27 Mart 2012 Salı

Tadını Çıkarın

Sahip olduğunuz çok şey var aslında. Sıralayacak veya yazacak olursak, sahip olduklarınıza rağmen hala bazı şeylerden şikayet ettiğiniz için kendinizden nefret etmenizi sağlayacak kadar çok üstelik. Aslında bunu söylememem gerek, çünkü bazı şeyler için baş kaldırıp, şikayet etmek için bazı şeylerin ters gitmesine gerek yoktur, neyse siktir et. İyi bir ruh haline sahip değilim, yaklaşık 8-9 yıl önce hayat dolu bir insan olmayı bıraktım zaten. Zamanla, olduğum durumdan daha da kötüye gittiğimi hissediyordum ancak hiç bu kadar sert bir şekilde yüzleşeceğimi tahmin etmezdim. Bilemiyorum, henüz 19 gibi, daha dünyanın rüzgarıyla uçacak kadar az tecrübeye sahip olduğum halde nasıl bu kadar yoğun bıkkınlık duygularına sahip oluyorum bilmiyorum ama artık durum bu.

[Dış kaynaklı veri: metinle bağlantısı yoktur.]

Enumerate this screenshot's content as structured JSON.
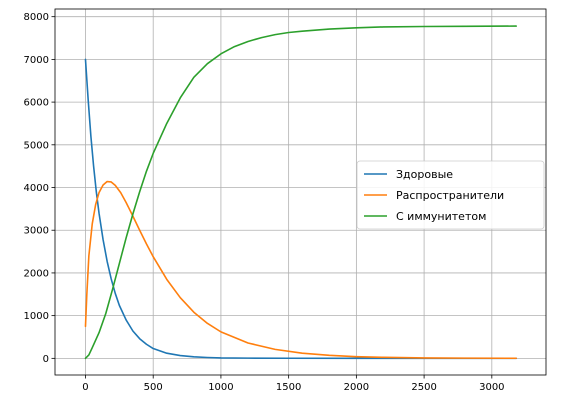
{
  "chart_data": {
    "type": "line",
    "title": "",
    "xlabel": "",
    "ylabel": "",
    "xlim": [
      -225,
      3400
    ],
    "ylim": [
      -390,
      8180
    ],
    "xticks": [
      0,
      500,
      1000,
      1500,
      2000,
      2500,
      3000
    ],
    "yticks": [
      0,
      1000,
      2000,
      3000,
      4000,
      5000,
      6000,
      7000,
      8000
    ],
    "grid": true,
    "legend_position": "center-right",
    "series": [
      {
        "name": "Здоровые",
        "color": "#1f77b4",
        "x": [
          0,
          20,
          40,
          60,
          80,
          100,
          130,
          160,
          190,
          220,
          250,
          300,
          350,
          400,
          450,
          500,
          600,
          700,
          800,
          900,
          1000,
          1200,
          1500,
          2000,
          2500,
          3000,
          3180
        ],
        "y": [
          7000,
          6050,
          5200,
          4500,
          3900,
          3400,
          2780,
          2270,
          1860,
          1520,
          1240,
          900,
          640,
          460,
          330,
          230,
          120,
          65,
          35,
          20,
          10,
          5,
          2,
          1,
          0,
          0,
          0
        ]
      },
      {
        "name": "Распространители",
        "color": "#ff7f0e",
        "x": [
          0,
          10,
          25,
          50,
          75,
          100,
          130,
          160,
          190,
          220,
          260,
          300,
          350,
          400,
          450,
          500,
          600,
          700,
          800,
          900,
          1000,
          1200,
          1400,
          1600,
          1800,
          2000,
          2200,
          2500,
          2800,
          3180
        ],
        "y": [
          750,
          1500,
          2400,
          3150,
          3600,
          3880,
          4060,
          4140,
          4130,
          4050,
          3880,
          3650,
          3330,
          3000,
          2680,
          2380,
          1850,
          1420,
          1080,
          820,
          620,
          360,
          210,
          120,
          70,
          40,
          23,
          10,
          5,
          2
        ]
      },
      {
        "name": "С иммунитетом",
        "color": "#2ca02c",
        "x": [
          0,
          25,
          50,
          100,
          150,
          200,
          250,
          300,
          350,
          400,
          450,
          500,
          600,
          700,
          800,
          900,
          1000,
          1100,
          1200,
          1300,
          1400,
          1500,
          1600,
          1800,
          2000,
          2200,
          2500,
          2800,
          3180
        ],
        "y": [
          0,
          80,
          250,
          600,
          1050,
          1620,
          2220,
          2820,
          3380,
          3900,
          4380,
          4800,
          5500,
          6100,
          6580,
          6900,
          7130,
          7300,
          7420,
          7510,
          7580,
          7630,
          7660,
          7710,
          7740,
          7760,
          7770,
          7775,
          7780
        ]
      }
    ]
  }
}
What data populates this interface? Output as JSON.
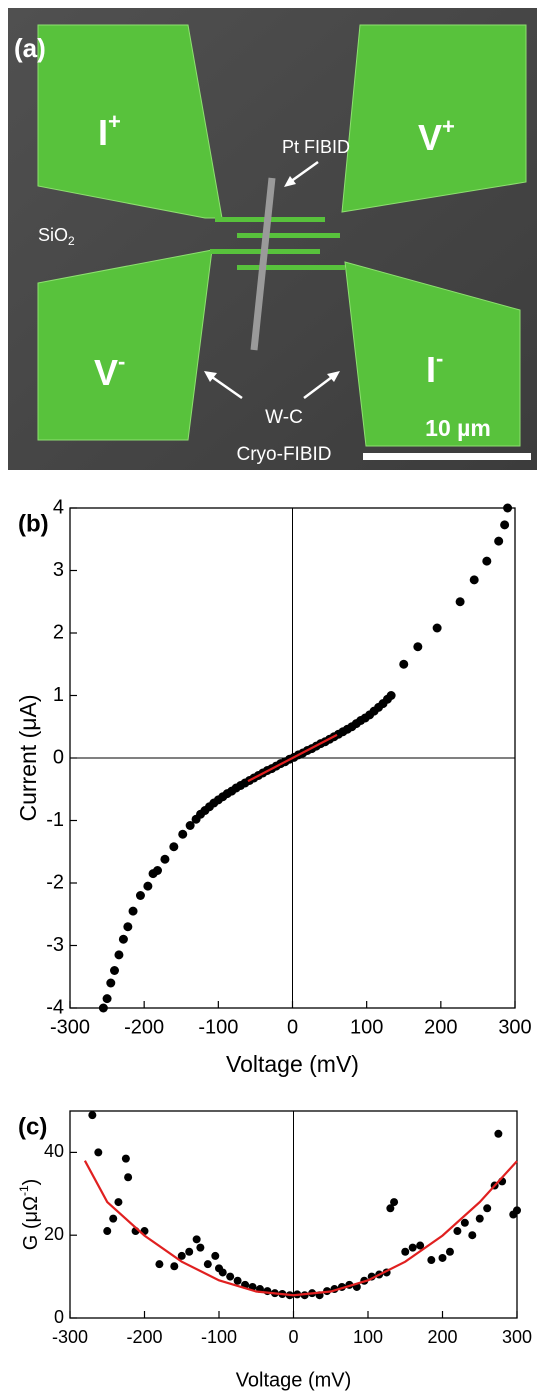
{
  "panel_a": {
    "label": "(a)",
    "pads": [
      {
        "name": "I",
        "sign": "+"
      },
      {
        "name": "V",
        "sign": "+"
      },
      {
        "name": "V",
        "sign": "-"
      },
      {
        "name": "I",
        "sign": "-"
      }
    ],
    "wire_label": "Pt FIBID",
    "substrate": "SiO",
    "substrate_sub": "2",
    "electrode_label": "W-C",
    "electrode_label_2": "Cryo-FIBID",
    "scale_bar": "10 µm"
  },
  "chart_data": [
    {
      "type": "scatter",
      "panel_label": "(b)",
      "x_label": "Voltage (mV)",
      "y_label": {
        "text": "Current (μA)"
      },
      "xlim": [
        -300,
        300
      ],
      "xticks": [
        -300,
        -200,
        -100,
        0,
        100,
        200,
        300
      ],
      "ylim": [
        -4,
        4
      ],
      "yticks": [
        -4,
        -3,
        -2,
        -1,
        0,
        1,
        2,
        3,
        4
      ],
      "vline_x": 0,
      "hline_y": 0,
      "points": {
        "color": "#000000",
        "x": [
          -255,
          -250,
          -245,
          -240,
          -234,
          -228,
          -222,
          -215,
          -205,
          -195,
          -188,
          -182,
          -172,
          -160,
          -148,
          -138,
          -130,
          -124,
          -118,
          -112,
          -106,
          -100,
          -94,
          -88,
          -82,
          -76,
          -70,
          -64,
          -58,
          -52,
          -46,
          -40,
          -34,
          -28,
          -22,
          -16,
          -10,
          -4,
          2,
          8,
          14,
          20,
          26,
          32,
          38,
          44,
          50,
          56,
          62,
          68,
          74,
          80,
          86,
          92,
          98,
          104,
          110,
          116,
          122,
          128,
          133,
          150,
          169,
          195,
          226,
          245,
          262,
          278,
          286,
          290
        ],
        "values": [
          -4.0,
          -3.85,
          -3.6,
          -3.4,
          -3.15,
          -2.9,
          -2.7,
          -2.45,
          -2.2,
          -2.05,
          -1.85,
          -1.8,
          -1.62,
          -1.42,
          -1.22,
          -1.08,
          -0.98,
          -0.9,
          -0.84,
          -0.78,
          -0.72,
          -0.67,
          -0.62,
          -0.57,
          -0.53,
          -0.48,
          -0.44,
          -0.4,
          -0.36,
          -0.32,
          -0.28,
          -0.24,
          -0.2,
          -0.17,
          -0.13,
          -0.09,
          -0.06,
          -0.02,
          0.01,
          0.05,
          0.08,
          0.12,
          0.15,
          0.19,
          0.23,
          0.26,
          0.3,
          0.34,
          0.38,
          0.42,
          0.46,
          0.5,
          0.55,
          0.6,
          0.64,
          0.69,
          0.75,
          0.81,
          0.87,
          0.94,
          1.0,
          1.5,
          1.78,
          2.08,
          2.5,
          2.85,
          3.15,
          3.47,
          3.73,
          4.0
        ]
      },
      "fit": {
        "color": "#e02020",
        "x": [
          -60,
          60
        ],
        "values": [
          -0.37,
          0.37
        ]
      }
    },
    {
      "type": "scatter",
      "panel_label": "(c)",
      "x_label": "Voltage (mV)",
      "y_label": {
        "text": "G (μΩ",
        "sup": "-1",
        "close": ")"
      },
      "xlim": [
        -300,
        300
      ],
      "xticks": [
        -300,
        -200,
        -100,
        0,
        100,
        200,
        300
      ],
      "ylim": [
        0,
        50
      ],
      "yticks": [
        0,
        20,
        40
      ],
      "vline_x": 0,
      "points": {
        "color": "#000000",
        "x": [
          -270,
          -262,
          -250,
          -242,
          -235,
          -225,
          -222,
          -212,
          -200,
          -180,
          -160,
          -150,
          -140,
          -130,
          -125,
          -115,
          -105,
          -100,
          -95,
          -85,
          -75,
          -65,
          -55,
          -45,
          -35,
          -25,
          -15,
          -5,
          5,
          15,
          25,
          35,
          45,
          55,
          65,
          75,
          85,
          95,
          105,
          115,
          125,
          130,
          135,
          150,
          160,
          170,
          185,
          200,
          210,
          220,
          230,
          240,
          250,
          260,
          270,
          275,
          280,
          295,
          300
        ],
        "values": [
          49,
          40,
          21,
          24,
          28,
          38.5,
          34,
          21,
          21,
          13,
          12.5,
          15,
          16,
          19,
          17,
          13,
          15,
          12,
          11,
          10,
          9,
          8,
          7.5,
          7,
          6.5,
          6,
          5.8,
          5.5,
          5.7,
          5.5,
          6,
          5.5,
          6.5,
          7,
          7.5,
          8,
          7.5,
          9,
          10,
          10.5,
          11,
          26.5,
          28,
          16,
          17,
          17.5,
          14,
          14.5,
          16,
          21,
          23,
          20,
          24,
          26.5,
          32,
          44.5,
          33,
          25,
          26
        ]
      },
      "fit": {
        "color": "#e02020",
        "x": [
          -280,
          -250,
          -200,
          -150,
          -100,
          -50,
          0,
          50,
          100,
          150,
          200,
          250,
          300
        ],
        "values": [
          38,
          28,
          19.9,
          13.6,
          9.1,
          6.4,
          5.5,
          6.4,
          9.1,
          13.6,
          19.9,
          28,
          37.9
        ]
      }
    }
  ]
}
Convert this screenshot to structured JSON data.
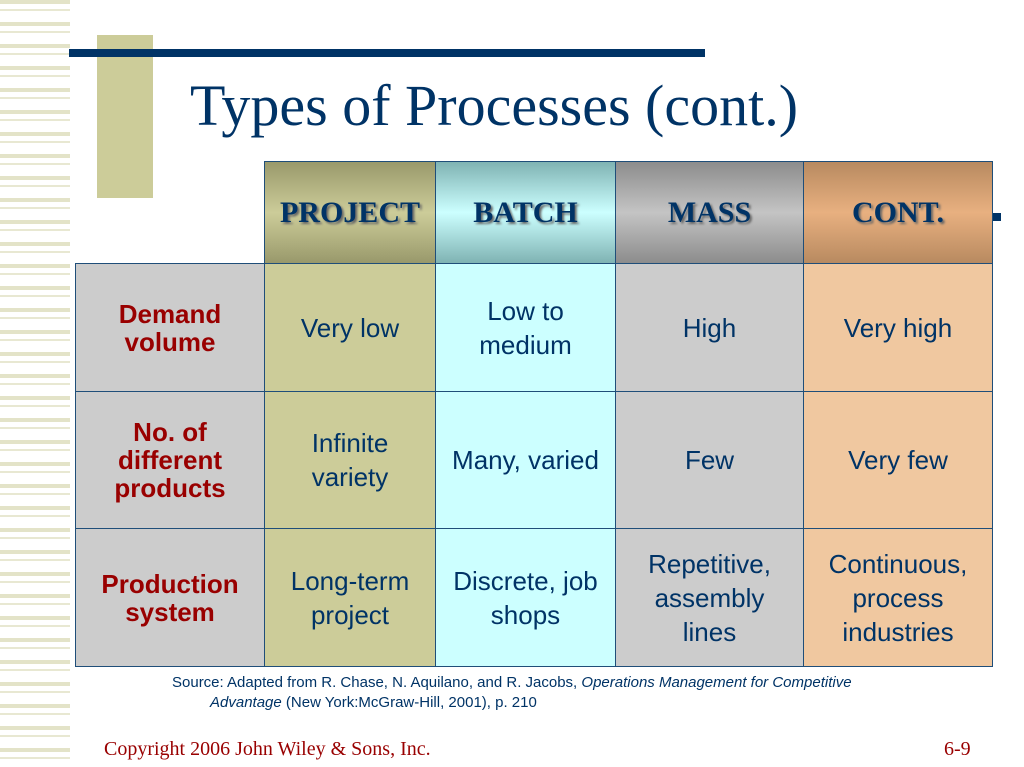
{
  "title": "Types of Processes (cont.)",
  "colors": {
    "project": "#cccc99",
    "batch": "#ccffff",
    "mass": "#cccccc",
    "cont": "#f0c8a0",
    "label": "#cccccc",
    "title": "#003366"
  },
  "table": {
    "headers": [
      "PROJECT",
      "BATCH",
      "MASS",
      "CONT."
    ],
    "rows": [
      {
        "label": "Demand volume",
        "cells": [
          "Very low",
          "Low to medium",
          "High",
          "Very high"
        ]
      },
      {
        "label": "No. of different products",
        "cells": [
          "Infinite variety",
          "Many, varied",
          "Few",
          "Very few"
        ]
      },
      {
        "label": "Production system",
        "cells": [
          "Long-term project",
          "Discrete, job shops",
          "Repetitive, assembly lines",
          "Continuous, process industries"
        ]
      }
    ]
  },
  "source": {
    "prefix": "Source: Adapted from R. Chase, N. Aquilano, and R. Jacobs, ",
    "italic1": "Operations Management for Competitive",
    "italic2": "Advantage",
    "suffix": " (New York:McGraw-Hill, 2001), p. 210"
  },
  "footer": {
    "copyright": "Copyright 2006 John Wiley & Sons, Inc.",
    "page": "6-9"
  }
}
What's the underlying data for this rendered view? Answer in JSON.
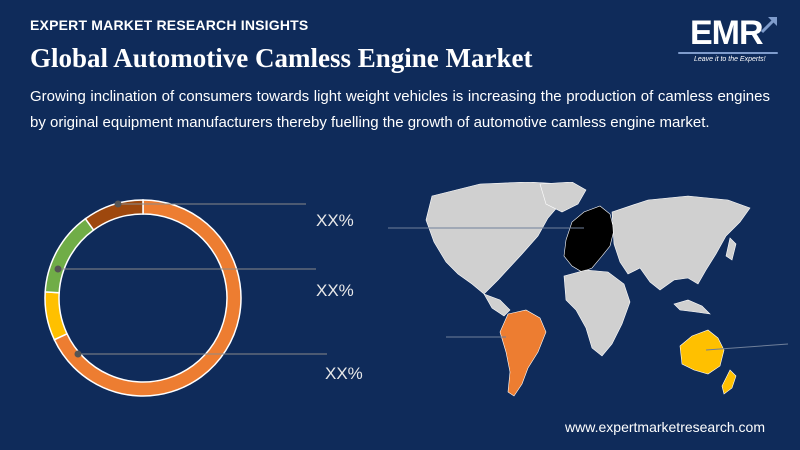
{
  "header": {
    "kicker": "EXPERT MARKET RESEARCH INSIGHTS",
    "title": "Global Automotive Camless Engine Market",
    "description": "Growing inclination of consumers towards light weight vehicles is increasing the production of camless engines by original equipment manufacturers thereby fuelling the growth of automotive camless engine market."
  },
  "logo": {
    "text": "EMR",
    "tagline": "Leave it to the Experts!"
  },
  "chart_data": {
    "type": "pie",
    "style": "donut",
    "slices": [
      {
        "value": 68,
        "color": "#ed7d31"
      },
      {
        "value": 8,
        "color": "#ffc000"
      },
      {
        "value": 14,
        "color": "#70ad47"
      },
      {
        "value": 10,
        "color": "#9e480e"
      }
    ],
    "labels": [
      "XX%",
      "XX%",
      "XX%"
    ]
  },
  "map": {
    "highlight_colors": {
      "europe": "#000000",
      "south_america": "#ed7d31",
      "australia": "#ffc000",
      "rest": "#d0d0d0"
    }
  },
  "footer": {
    "website": "www.expertmarketresearch.com"
  }
}
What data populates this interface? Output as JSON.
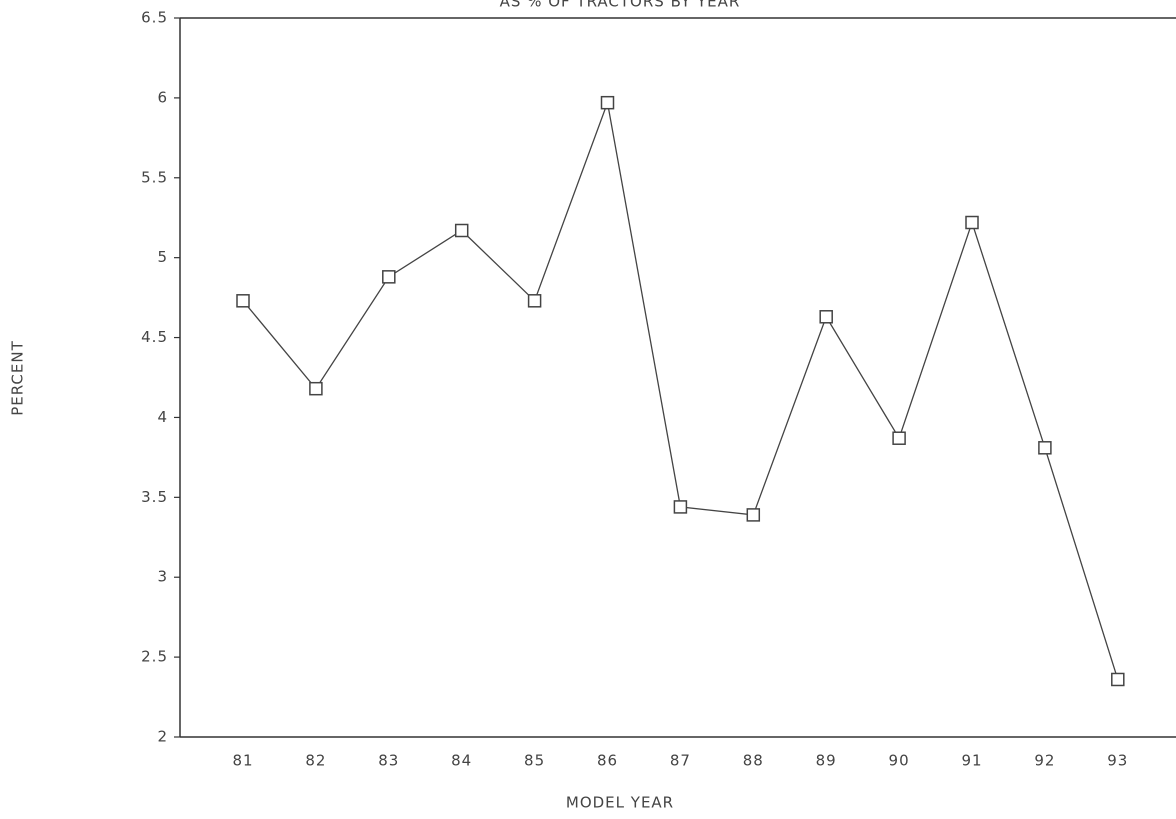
{
  "chart_data": {
    "type": "line",
    "title": "AS % OF TRACTORS BY YEAR",
    "x_label": "MODEL YEAR",
    "y_label": "PERCENT",
    "categories": [
      "81",
      "82",
      "83",
      "84",
      "85",
      "86",
      "87",
      "88",
      "89",
      "90",
      "91",
      "92",
      "93"
    ],
    "series": [
      {
        "name": "PERCENT",
        "color": "#444444",
        "values": [
          4.73,
          4.18,
          4.88,
          5.17,
          4.73,
          5.97,
          3.44,
          3.39,
          4.63,
          3.87,
          5.22,
          3.81,
          2.36
        ]
      }
    ],
    "ylim": [
      2,
      6.5
    ],
    "yticks": [
      2,
      2.5,
      3,
      3.5,
      4,
      4.5,
      5,
      5.5,
      6,
      6.5
    ],
    "grid": false
  }
}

İnsanlar, ne kadar çok zorluklarla mücadele etseler, sorunlar yaşasalar ve birçok engelle karşılaşmış olsalar bile bir şekilde, bir yerlere tutunup ayakta kalmayı başarabiliyorlar. İstisnalar ise bu duruma dahil olmayıp, soğuk bir şekilde yok olup gidiyorlar. Ben ise bu iki kategoriye ait bile değilim. Ne bir şekilde tutunma isteğine sahibim, ne de beni ayakta tutabilecek kutsal bir enerjiye. Şayet, şu an bu bedeni taşıyarak, ruhuma eziyet ediyorsam bu hiç şüphesizdir ki ailem için. Bana karşı inanılmaz derin ve yoğun umut besleyen, güçlü ve iradeli o insanlar için. Daha önceleri, şapşal bir ruh haline sahipken ve genel olarak iyi hissederken bu şekilde düşünmüyordum. Tamamen ben odaklıydım ve son derece bencil takılıyordum. Şu an ise ailem adına yaşıyor olmam, birçok şeye son vermeme engel oluyor. Bunun ceremesinide ; bedenimin yükünü taşımak ile hükümlü olan, acınası zavallı ruhum çekiyor.

Ciddi söylüyorum, sahip olduğunuz ve kolayca yola gelen ruh hallerinizin güzelliklerini yaşayın. Elbette ki her insanın kendisine ait ve şahsına ağır gelen büyükçe problemleri vardır, bunu görmezden gelemem. Ancak bir o kadar da avantajı var bir çoğunuzun. Kendimden örnek vereyim, hayatım boyunca hiç sarhoş olmadım, olamadım. Çünkü hiçbir zaman o gevşekliği yaşamamam gerekiyor. Hiçbir zaman içimden geçenleri, söylemek istediğim tonlarca şeyi rahatlıkla söyleyebilecek söz hakkında sahip olamayacağım biliyorum. Bunu bildiğim içinde, nasıl bir ortama girersem gireyim, iki bardak sonrasına gitmiyorum. Söylememem gerekiyor çünkü. Yasak. Sınırlı yaşıyorum bir nevi. İnsanların sorunlarını dinleyip, yardımcı olabildiğimi her düşündüğümde bu açığımı kapattığımı düşünüyorum ama yanılıyorum. Hiçbir zaman, varolduğundan alt bir seviyeye inmiyor o söz konusu olan boşluk.

Sonra ki söyleyeceğimi düşünmeden edemiyorum. Sürekli bir otokontrol, sürekli bir dikkat, disiplin ve tedbir içerisindeyim. Şu an hakkımda kimin ne düşündüğünü umursayamayacak kadar yoğun bir zihne sahibim. Devlet sırları saklamıyorum, büyük bir bilgiye sahip değilim ama evet, birkaç kişi için hayati önem içeren durumlara yataklık yapıyor zihnim. Yapmak zorunda, çünkü bu şekilde bir sınava tâbi tutuluyorum. Ya da adını bilmediğim bambaşka bir bok.